I have found no place, Retrospect editors, in these memories and impressions for the blameless bliss of settling, in my bachelor bed as midnight crept past, under an L.L. Bean puff and a reading light placed just where I wanted it, into the two propped pillows redolent of the Adams laundromat, with a nice musty old book — the abovementioned [this page] Crawford, for instance, with its chummy long title, The History of the Fall of Fort Sumpter , [ sic , on the spine] Being an Inside History of the Affairs of South Carolina and Washington, 1860–1, and the Conditions and Events in the South Which Brought on the Rebellion , and its line engravings and yellowing letterpressed pages and sturdy marbled boards with corners and spine of red leather. Crawford was a young military surgeon who had been there, at Moultrie and Sumter in late 1860. How innocent, as I read, scribbling on a pad of yellow paper notes whose meaning I would soon forget, facts seemed; how sweet the clear water at the bottom of the well of time!
Another memory of the Ford era that returns to me now concerns the same bed, the same time, but Genevieve is with me. Susan and Laura must have been spending the night with the diabolically patient Brent, or else with a non-teen-age babysitter who could stay past midnight, for we had allowed ourselves the luxury of drowsing and dozing after intercourse. Usually, one or the other of us had to jump up and rush to the next appointment. I can fix the date exactly: Tuesday, October 21, 1975, edging into October 22nd, at around quarter to one. We had fallen asleep, sated and drained by sex and guilt, and were awoken by a tumult on the streets below, of blaring car horns and shouts of drunken jubilation from the throats of men pouring out of the bar whose neon sign fizzled a few doors down from my windows. Carlton Fisk had won the hard-fought, extra-innings sixth game of the World Series between the Cincinnati Reds and the Boston Red Sox, by hitting a home run off the left-field foul pole.
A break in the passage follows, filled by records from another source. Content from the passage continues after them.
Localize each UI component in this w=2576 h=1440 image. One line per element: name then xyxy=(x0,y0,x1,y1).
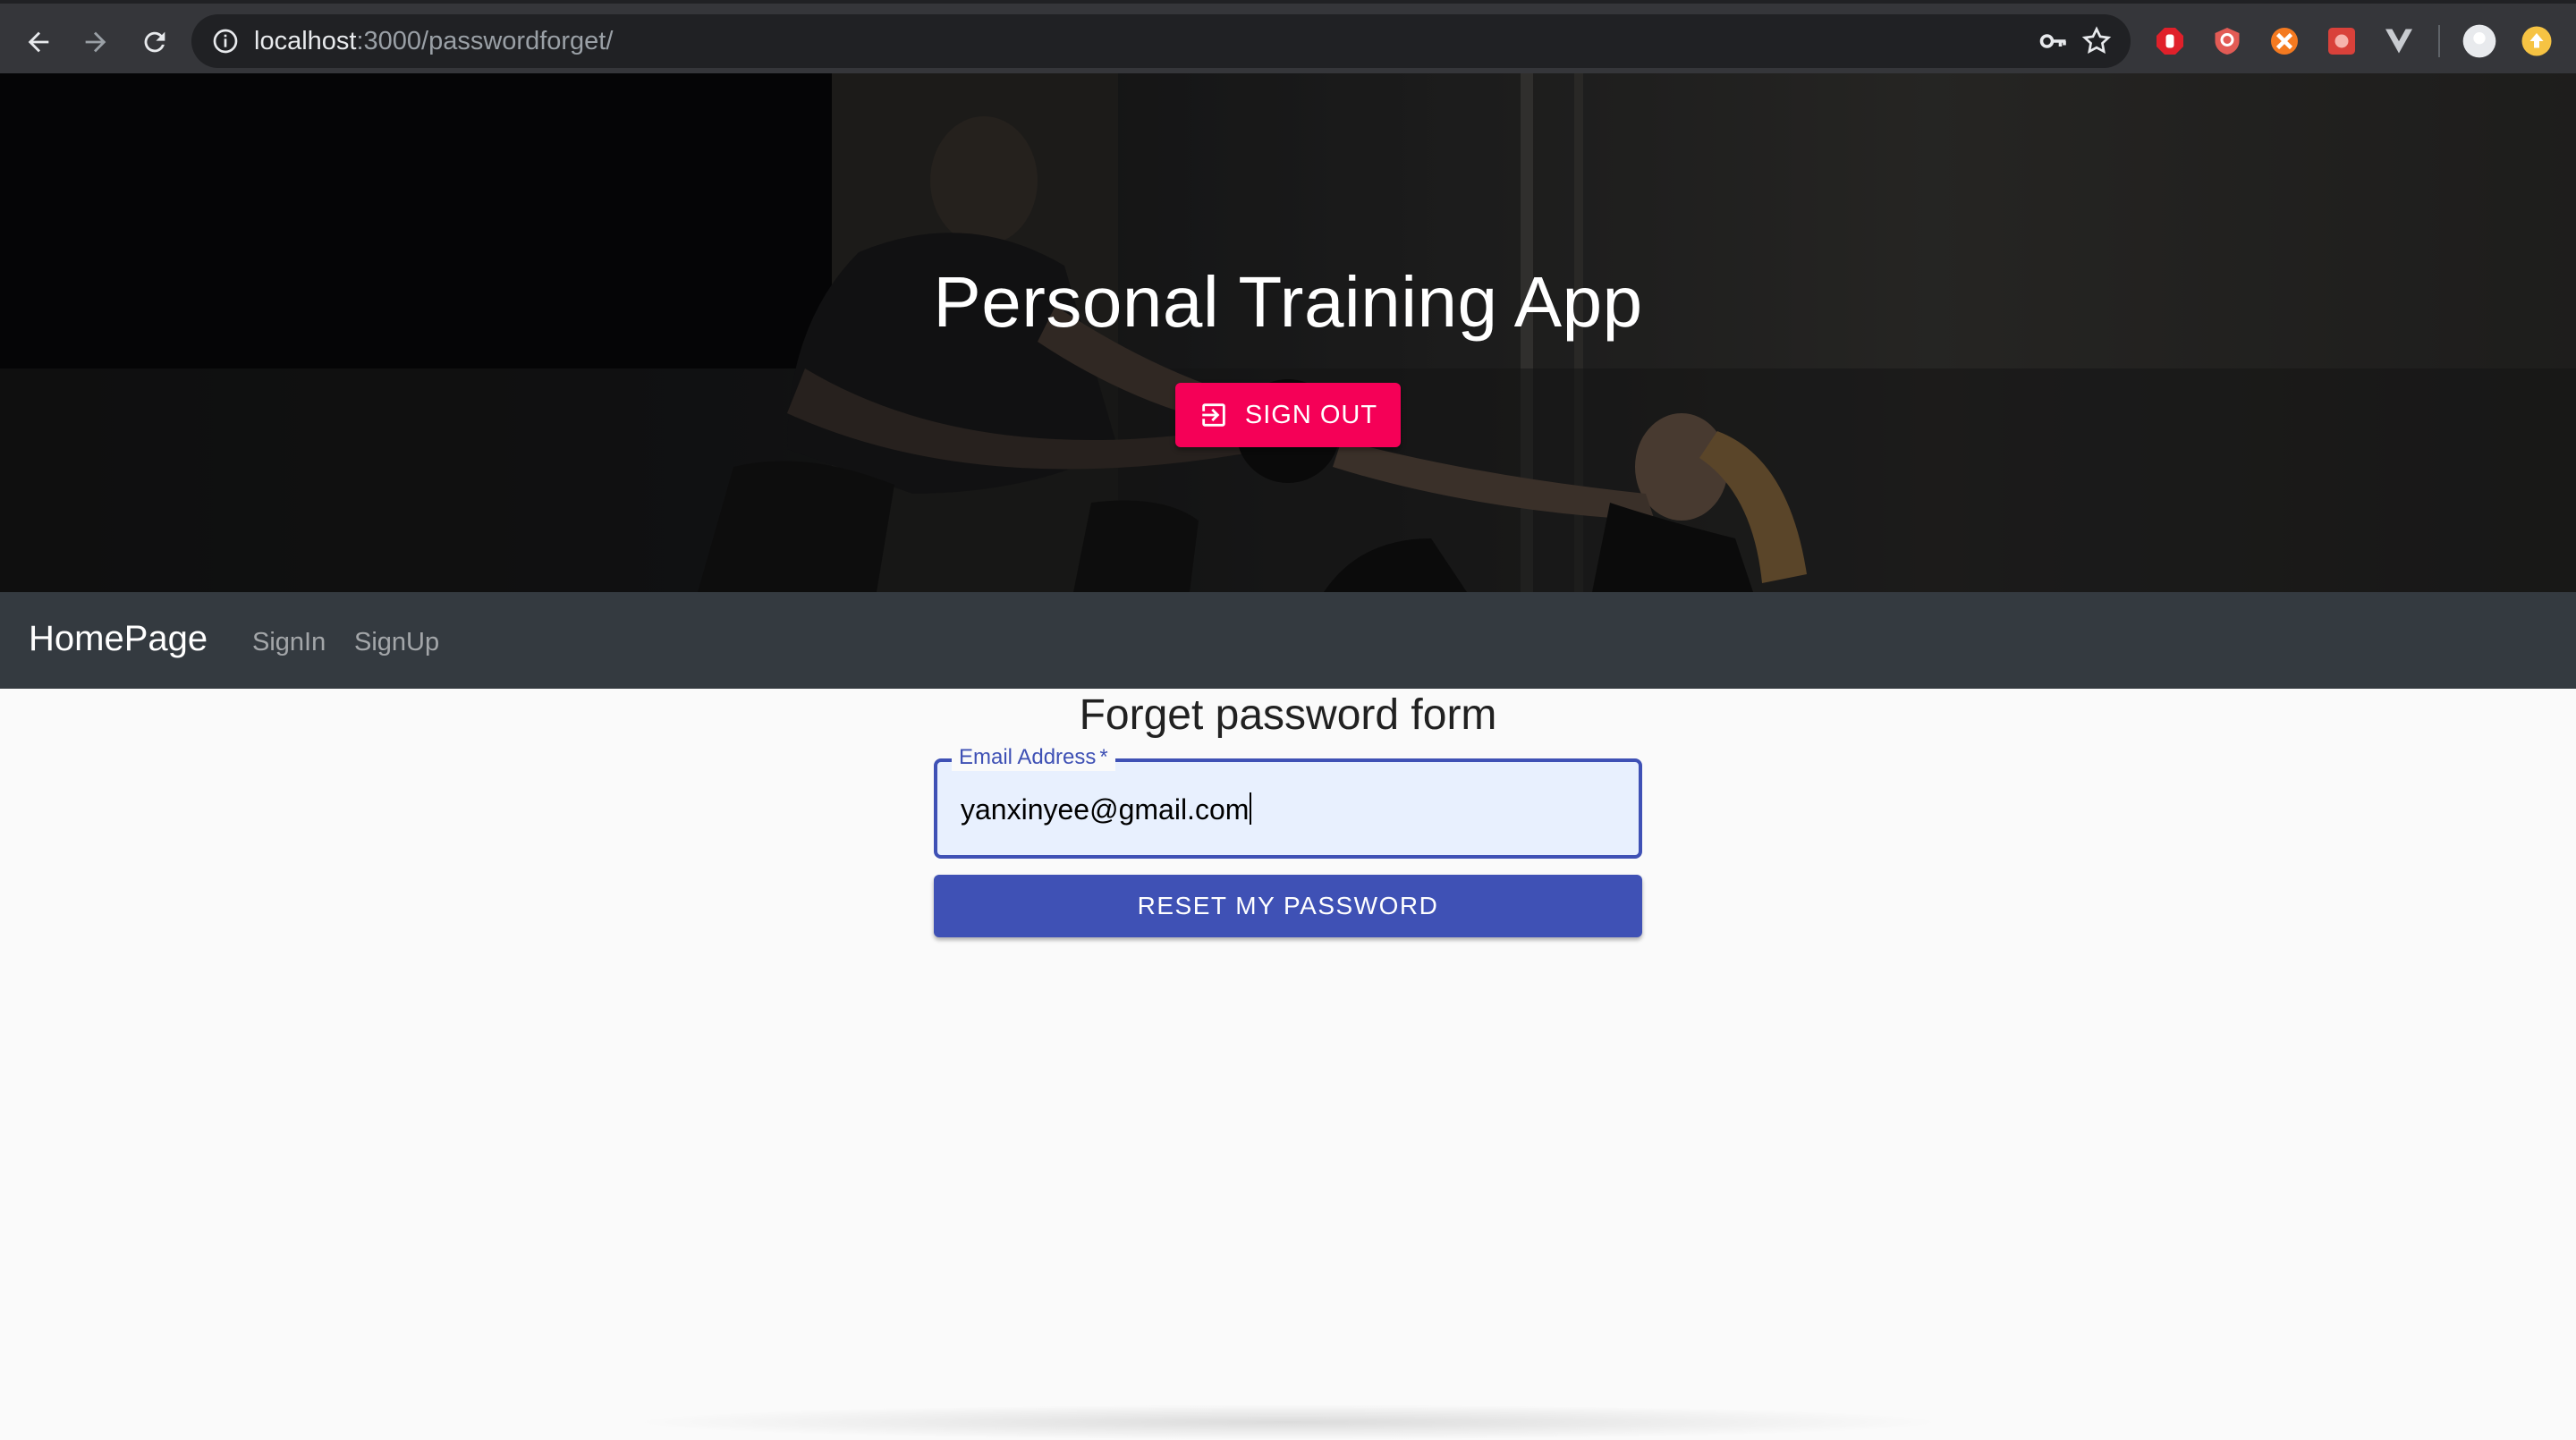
star-icon[interactable] xyxy=(2080,25,2113,57)
address-bar[interactable]: localhost:3000/passwordforget/ xyxy=(191,14,2131,68)
email-label: Email Address * xyxy=(952,744,1115,771)
nav-link-signin[interactable]: SignIn xyxy=(252,628,326,657)
url-text: localhost:3000/passwordforget/ xyxy=(254,27,614,55)
key-icon[interactable] xyxy=(2038,25,2070,57)
reset-password-button[interactable]: RESET MY PASSWORD xyxy=(934,875,1642,937)
nav-link-signup[interactable]: SignUp xyxy=(354,628,439,657)
adblock-extension-icon[interactable] xyxy=(2154,25,2186,57)
arrow-right-icon xyxy=(85,31,106,53)
hero-title: Personal Training App xyxy=(933,262,1643,342)
browser-toolbar: localhost:3000/passwordforget/ xyxy=(0,0,2576,73)
navbar-brand-homepage[interactable]: HomePage xyxy=(29,619,208,659)
navbar: HomePage SignIn SignUp xyxy=(0,592,2576,689)
arrow-left-icon xyxy=(28,31,49,53)
email-input[interactable]: yanxinyee@gmail.com xyxy=(934,758,1642,859)
forward-button[interactable] xyxy=(72,18,120,66)
orange-extension-icon[interactable] xyxy=(2268,25,2301,57)
shield-extension-icon[interactable] xyxy=(2211,25,2243,57)
sign-out-label: SIGN OUT xyxy=(1244,400,1378,429)
reload-button[interactable] xyxy=(131,18,179,66)
text-caret xyxy=(1250,792,1252,825)
toolbar-separator xyxy=(2438,25,2440,57)
exit-to-app-icon xyxy=(1202,403,1225,427)
red-puzzle-extension-icon[interactable] xyxy=(2326,25,2358,57)
bottom-shadow xyxy=(626,1404,1950,1440)
required-asterisk: * xyxy=(1099,745,1108,769)
update-extension-icon[interactable] xyxy=(2521,25,2553,57)
sign-out-button[interactable]: SIGN OUT xyxy=(1175,383,1401,447)
email-input-value: yanxinyee@gmail.com xyxy=(961,792,1252,826)
form-title: Forget password form xyxy=(1079,691,1497,739)
hero-banner: Personal Training App SIGN OUT xyxy=(0,73,2576,592)
back-button[interactable] xyxy=(14,18,63,66)
profile-avatar-icon[interactable] xyxy=(2462,23,2497,59)
vue-devtools-icon[interactable] xyxy=(2383,25,2415,57)
reload-icon xyxy=(144,31,165,53)
info-icon[interactable] xyxy=(211,27,240,55)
It was called the Greatest Game Ever Played in the papers next day and Fisk later contributed his account to history: Freddie Lynn was on deck. He was hitting after me that game for some reason. I don’t know why, but he was and I can remember standing in the on-deck circle before the inning started, and you just had a feeling something good was going to happen. And I told Freddie, “Freddie, I’m going to hit one off the wall. Drive me in.” And that was the way it ended . Genevieve and I, locked into our own black-and-white blend of hell and paradise, were far from following baseball that fall, but the hullabaloo below my two windows united us with a celebrating New England at that wee hour. Then, as I recall, she got out of bed, her wonderful white body stamped on my retinas like a pulsating after-image, and dressed herself. Feeling drugged, I dressed, too, and we walked through the litter of broken beer bottles and fallen maple leaves to her car parked over on Federal and she drove alone back across the river. And that was the way it ended . The next day, we lost the seventh game and the series to a broken-bat single, 4–3.